How to make a Veal Scallopini with Creamy Mushroom Sauce.
Ingredients: Serves 4
- 6-8 veal cutlets about 1/8″ thick
- 2 cups thinly sliced mushrooms
- 2 Tbsp chopped fresh basil or oregano or a combination, plus whole leaves for garnish
- 1 large garlic clove pressed
- 1-2 cups cherry tomatoes halved
- 2 Tbsp brined capers rinsed
- 1/4 cup all-purpose flour
- Salt
- Pepper
- 1 cup chicken broth
- 4 Tbsp butter
- 4 Tbsp olive oil
- 1 cup white wine
- 1 Tbsp lemon juice
Instructions:
- Sprinkle each veal cutlet with salt and pepper.
- Gently pat down to make the seasoning stick.
- Dredge each cutlet in flour and set aside.
- Another method is to combine 2 tablespoons of flour with salt and pepper in a Ziploc bag, add veal scallopini, seal and shake until the meat is evenly covered with flour and seasoning.
- Heat a large non-stick pan over high heat with olive oil, until the oil shimmers.
- Cook veal cutlets, 3-4 at a time, turning once, until browned and just cooked through, about 1 minute per side.
- Transfer scallopini to a separate plate and keep warm.
- In the same skillet, add the butter and heat until starts to simmer.
- Add the mushrooms and garlic and saute for 2-3 minutes, until tender.

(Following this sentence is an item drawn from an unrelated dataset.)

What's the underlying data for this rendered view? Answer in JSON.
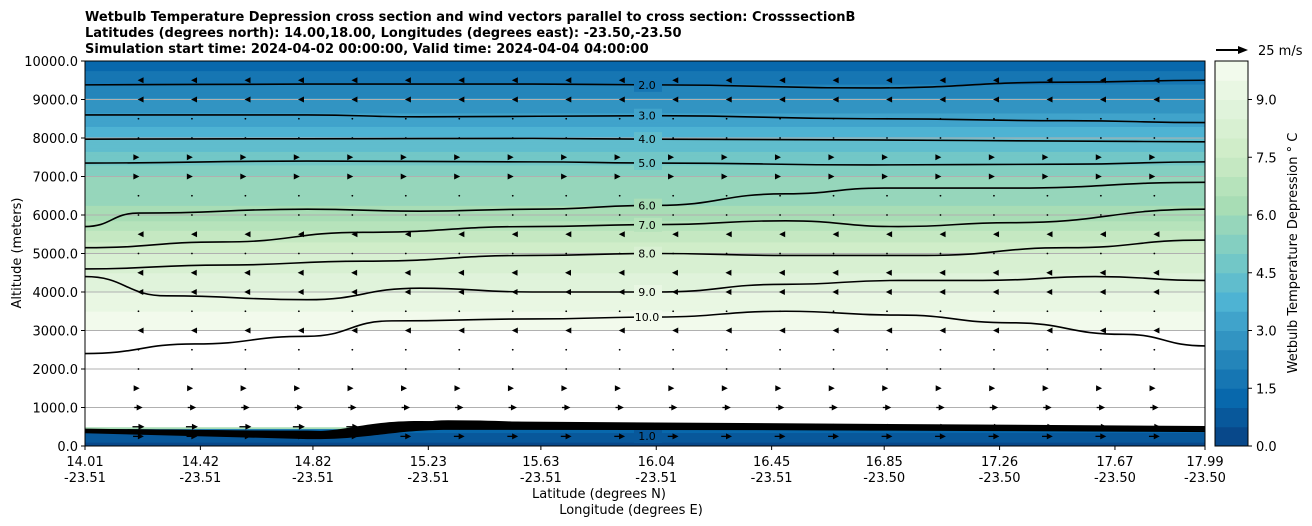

- Stir in 2 tablespoons of flour and keep stirring until well incorporated.
- Add the chicken broth, lemon juice, capers and white wine and bring to simmer, stirring and scraping any brown bits from the bottom.
- Continue cooking until the sauce has thickened a little.
- A couple of minutes will suffice.
- Don’t make it too thick.
- Taste for salt and adjust, if needed.
- Add the tomatoes and the chopped basil, and continue sauteing for about a minute, until the tomatoes slightly softened up.
- Remove the pan from the heat.
- Add the veal scallopini back to the pan and spoon the sauce with mushrooms and tomatoes over the meat.
- This will help bring the veal scallopini back to target temperature.
- Serve immediately with your favourite side dish.